À l’âge de 10 ans, Pascal Amoyel débute l’apprentissage du piano à l'Ecole Normale de Musique de Paris. Après un baccalauréat scientifique, il entre au Conservatoire National Supérieur de Musique de Paris dans la classe de Jacques Rouvier et Pascal Devoyon où il obtient en 1992 un Premier Prix de piano et un Premier Prix de musique de chambre.
Encore jeune adolescent, sa rencontre avec György Cziffra, avec lequel il travaille pendant plusieurs années en France et en Hongrie, le marque profondément.

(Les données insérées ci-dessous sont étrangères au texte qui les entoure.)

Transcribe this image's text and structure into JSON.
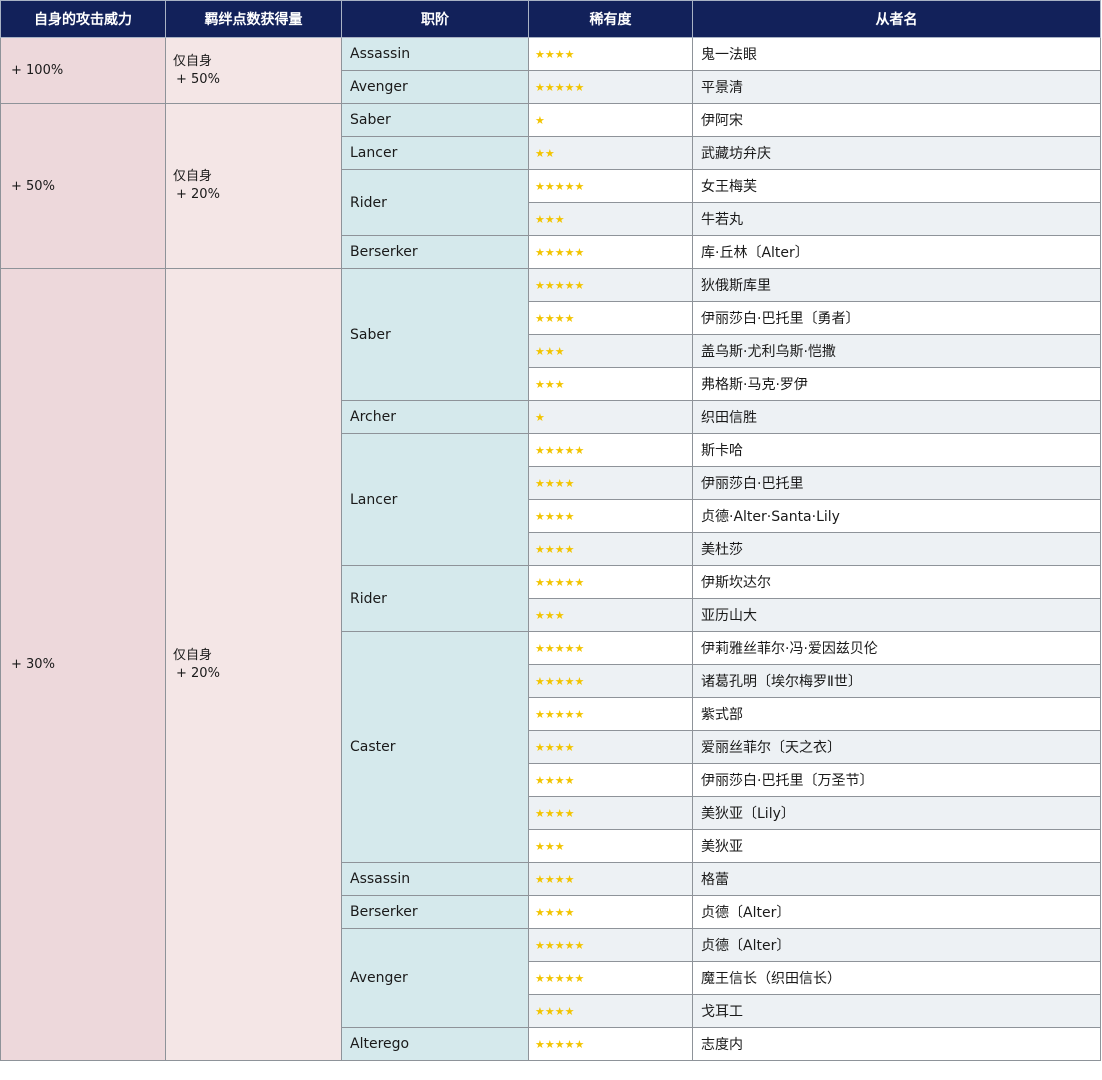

Il se produit en récital ou en soliste avec orchestre en Europe, aux États-Unis, au Canada, en Russie et au Japon. En France, il est invité dans de nombreux festivals : La Chaise-Dieu, Menton, Saintes, Fêtes Romantiques de Nohant….
Sa rencontre avec la violoncelliste Emmanuelle Bertrand est déterminante; depuis 1999 ils forment un duo qui se produit régulièrement et dont les enregistrements ont obtenu les meilleures récompenses (Cannes Classical Award, Diapason d’Or, « Choc » du Monde de la Musique…). Pascal Amoyel est nommé pour les Victoires de la Musique Classique 2004 dans la catégorie « Révélation Soliste Instrumental ».

 

© Copyright Festival Classique au Vert, 2006.
Page maintained by Christian Boullangier, Rare Classical Music, juillet 2006.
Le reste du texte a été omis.